I told her I didn’t know much about the ballots, or the voting machines, or some company that she’d heard had ties to Venezuela. I didn’t follow Sidney Powell, or Lin Wood, or the details of the cases proceeding through the system. I think it was around the time Rudy Giuliani chose a landscape and gardening emporium as the location for a press conference on what would have been the greatest political scandal in American history that I made the conscious decision to stop paying attention. Or maybe it was the dripping hair dye, or something about a kraken — it’s all sort of blended together these days.

But I felt for her. She wasn’t the first person with whom I’d had the discussion, and I felt for all of them. I’ve had the discussion often enough that I feel comfortable extracting a general theory about where these people are coming from.

RUSSIAGATE: THE ORIGINAL SIN

Like my friend’s mother, most of them believe some or all of the theories involving fraudulent ballots, voting machines, and the rest. Scratch the surface and you’ll find that they’re not particularly attached to any one of them. The specific theories were almost a kind of synecdoche, a concrete symbol representing a deeply felt, but difficult to describe, sense that whatever happened in 2020, it was not a meaningfully democratic presidential election. The counting delays, the last-minute changes to election procedures, the unprecedented coordinated censorship campaign by Big Tech in defense of Biden were all understood as the culmination of the pan-institutional anti-Trump campaign they’d watched unfold for over four years.

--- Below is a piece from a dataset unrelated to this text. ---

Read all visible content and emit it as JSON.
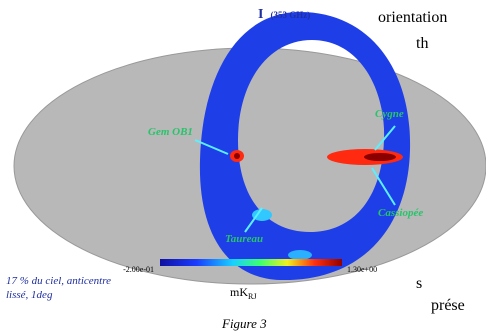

Many of them deny it now, but a lot of 2016 Trump voters were worried during the early stages of the Russia collusion investigation. True, the evidence seemed thin, and the very idea that the US and allied security apparatus would allow Trump to take office if they really thought he might be under Russian blackmail seemed a bit preposterous on its face. But to many conservatives in 2016 and early 2017, it seemed equally preposterous that the institutions they trusted, and even the ones they didn’t, would go all-in on a story if there wasn’t at least something to it. Imagine the consequences for these institutions if it turned out there was nothing to it.

We now know that the FBI and other intelligence agencies conducted covert surveillance against members of the Trump campaign based on evidence manufactured by political operatives working for the Clinton campaign, both before and after the election. We know that those involved with the investigation knew the accusations of collusion were part of a campaign “approved by Hillary Clinton… to vilify Donald Trump by stirring up a scandal claiming interference by the Russian security service.” They might have expected such behavior from the Clintons — politics is a violent game and Hillary’s got a lot of scalps on her wall. But many of the people watching this happen were Tea Party types, in spirit if not in actual fact. They give their kids a pocket Constitution for their birthday. They have Yellow Ribbon bumper stickers, and fly the POW/MIA flag under the front-porch Stars and Stripes, and curl their lip at people who talk during the National Anthem at ballgames. They’re the people who believed their institutions when they were told Saddam Hussein had weapons of mass destruction. To them, the intel community using fake evidence (including falsified documents) to spy on a presidential campaign is a big deal.

It may surprise many liberals, but most conservative normies actually know the Russia collusion case front and back. A whole ecosystem sprouted up to pore over every new development, and conservatives followed the details as avidly as any follower of liberal conspiracy theorists Seth Abramson or Marcy Wheeler. When the world learned of the infamous meeting between Trump campaign officials and Russian lawyer Natalia Veselnitskaya, it seemed like a problem and many Trump supporters took it seriously. Deep down, even those who rejected the possibility of open collusion worried that one of Trump’s inexperienced family members, or else a sketchy operative glomming onto the campaign, might have done something that, whatever its real gravity, could be successfully framed in a manner to sway a dozen of John McCain’s friends in the Senate.